Selon l’actuel droit successoral en Tunisie, inspiré des préceptes du Coran, une femme ne touche que la moitié de la part de l’homme à même degré de parenté. Le chef de l’Etat veut instituer une égalité de principe, entérinant ainsi une des propositions de la Commission des libertés individuelles et de l’égalité (Colibe), nommée par ses soins, qui a rendu à la mi-juin un rapport sur un audacieux train de réformes sociétales.

Le débat avait débuté sous un angle technique, mais il a vite pris une tournure politique. A entendre les propos tenus sur l’avenue Bourguiba, on dirait que la Tunisie rejoue le grand schisme idéologique entre les « modernistes » et les « islamistes » qui l’avait déjà déchirée en 2013. Deux jours plus tôt, devant le palais du Bardo, où siège l’Assemblée des représentants du peuple (ARP), une manifestation hostile à la réforme de l’héritage avait rassemblé autour de 6 000 personnes dans une ambiance chauffée à blanc par des slogans islamistes. Nombre des « progressistes » tunisiens ont été effrayés par ces images qu’ils croyaient appartenir à une époque révolue. Ils ont tenu à y répliquer en descendant lundi sur l’avenue Bourguiba. Les deux Tunisie se toisent de nouveau.

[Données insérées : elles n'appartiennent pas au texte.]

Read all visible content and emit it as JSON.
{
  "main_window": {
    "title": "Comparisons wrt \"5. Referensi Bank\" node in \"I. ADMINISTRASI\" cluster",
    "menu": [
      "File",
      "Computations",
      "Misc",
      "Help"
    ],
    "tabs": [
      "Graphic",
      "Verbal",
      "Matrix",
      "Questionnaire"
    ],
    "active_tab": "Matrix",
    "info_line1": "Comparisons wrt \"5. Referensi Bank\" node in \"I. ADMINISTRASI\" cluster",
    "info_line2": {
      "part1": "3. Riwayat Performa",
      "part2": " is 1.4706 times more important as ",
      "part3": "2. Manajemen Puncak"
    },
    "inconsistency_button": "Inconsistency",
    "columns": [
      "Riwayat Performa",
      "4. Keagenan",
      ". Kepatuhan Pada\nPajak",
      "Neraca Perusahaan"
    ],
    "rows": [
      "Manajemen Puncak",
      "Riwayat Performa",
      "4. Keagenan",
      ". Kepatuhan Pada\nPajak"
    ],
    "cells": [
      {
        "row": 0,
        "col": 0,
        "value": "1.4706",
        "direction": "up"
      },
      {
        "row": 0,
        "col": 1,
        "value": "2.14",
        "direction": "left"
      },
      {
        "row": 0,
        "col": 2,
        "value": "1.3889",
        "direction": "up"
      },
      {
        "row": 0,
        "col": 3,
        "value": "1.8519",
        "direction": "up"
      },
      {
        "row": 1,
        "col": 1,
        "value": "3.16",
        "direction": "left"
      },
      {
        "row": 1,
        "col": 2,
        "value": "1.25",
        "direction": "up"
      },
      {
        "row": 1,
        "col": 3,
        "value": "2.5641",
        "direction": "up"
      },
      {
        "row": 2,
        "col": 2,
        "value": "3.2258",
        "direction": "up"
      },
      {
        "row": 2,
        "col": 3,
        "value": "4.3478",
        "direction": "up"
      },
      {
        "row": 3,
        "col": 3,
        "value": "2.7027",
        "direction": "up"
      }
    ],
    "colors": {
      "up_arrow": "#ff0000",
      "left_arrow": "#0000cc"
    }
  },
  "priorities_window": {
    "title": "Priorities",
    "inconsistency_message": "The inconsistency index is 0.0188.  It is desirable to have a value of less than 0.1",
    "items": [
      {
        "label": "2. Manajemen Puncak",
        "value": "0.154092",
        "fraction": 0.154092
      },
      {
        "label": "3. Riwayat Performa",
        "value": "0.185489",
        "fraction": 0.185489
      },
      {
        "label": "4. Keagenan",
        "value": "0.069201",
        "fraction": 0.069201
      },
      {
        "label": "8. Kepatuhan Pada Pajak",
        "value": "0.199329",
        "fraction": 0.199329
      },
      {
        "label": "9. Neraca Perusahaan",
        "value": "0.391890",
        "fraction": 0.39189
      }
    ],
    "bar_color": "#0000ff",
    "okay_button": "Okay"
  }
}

« Ennahda tient un double discours »

« Je suis là pour dire non à l’obscurantisme, affirme Ahlem Bousaada, professeure d’histoire et d’archéologie. Cette réforme de l’héritage est historique. C’est fondamental. Il s’agit de compléter les acquis des droits des femmes. » A ses côtés, Awatef Troudi, fonctionnaire dans une agence aéroportuaire, opine : « On travaille pour les plus jeunes. On espère un changement radical. Il faut arrêter de mélanger la religion et la citoyenneté. » Et comme la plupart des manifestants, elle décoche une flèche contre Ennahda, le parti issu de la matrice islamiste, qui prétend avoir effectué son aggiornamento doctrinal. « Ennahda tient un double discours », fustige-t-elle.

Cet après-midi-là, au cœur de l’avenue Bourguiba, il n’était évidemment pas question de croiser ces islamistes honnis par les manifestants. Chacun son rassemblement. On ne se mélange pas. Alors, pour comprendre le discours que ces « autres » tiennent, on a joint par téléphone Farida Labidi, députée d’Ennahda. Un son de cloche assurément différent :

« Je ne vois pas l’intérêt de cette réforme. L’héritage en Tunisie n’est pas une affaire d’égalité mais de justice et d’équité. C’est une question qui touche à la nature de la société et à la religion du peuple. On ne peut pas obliger ainsi une société à changer son mode de vie. Les sondages d’opinion montrent que la majorité de la population est favorable au maintien du système actuel. Il faut respecter la volonté du peuple. L’héritage est une question secondaire. En matière de droits des femmes, il y a des priorités bien plus urgentes : l’égalité des salaires dans les usines et dans les champs en zones rurales. Il faut unir les Tunisiens et non les diviser. »

Entre les deux camps, le dialogue de sourds est assourdissant.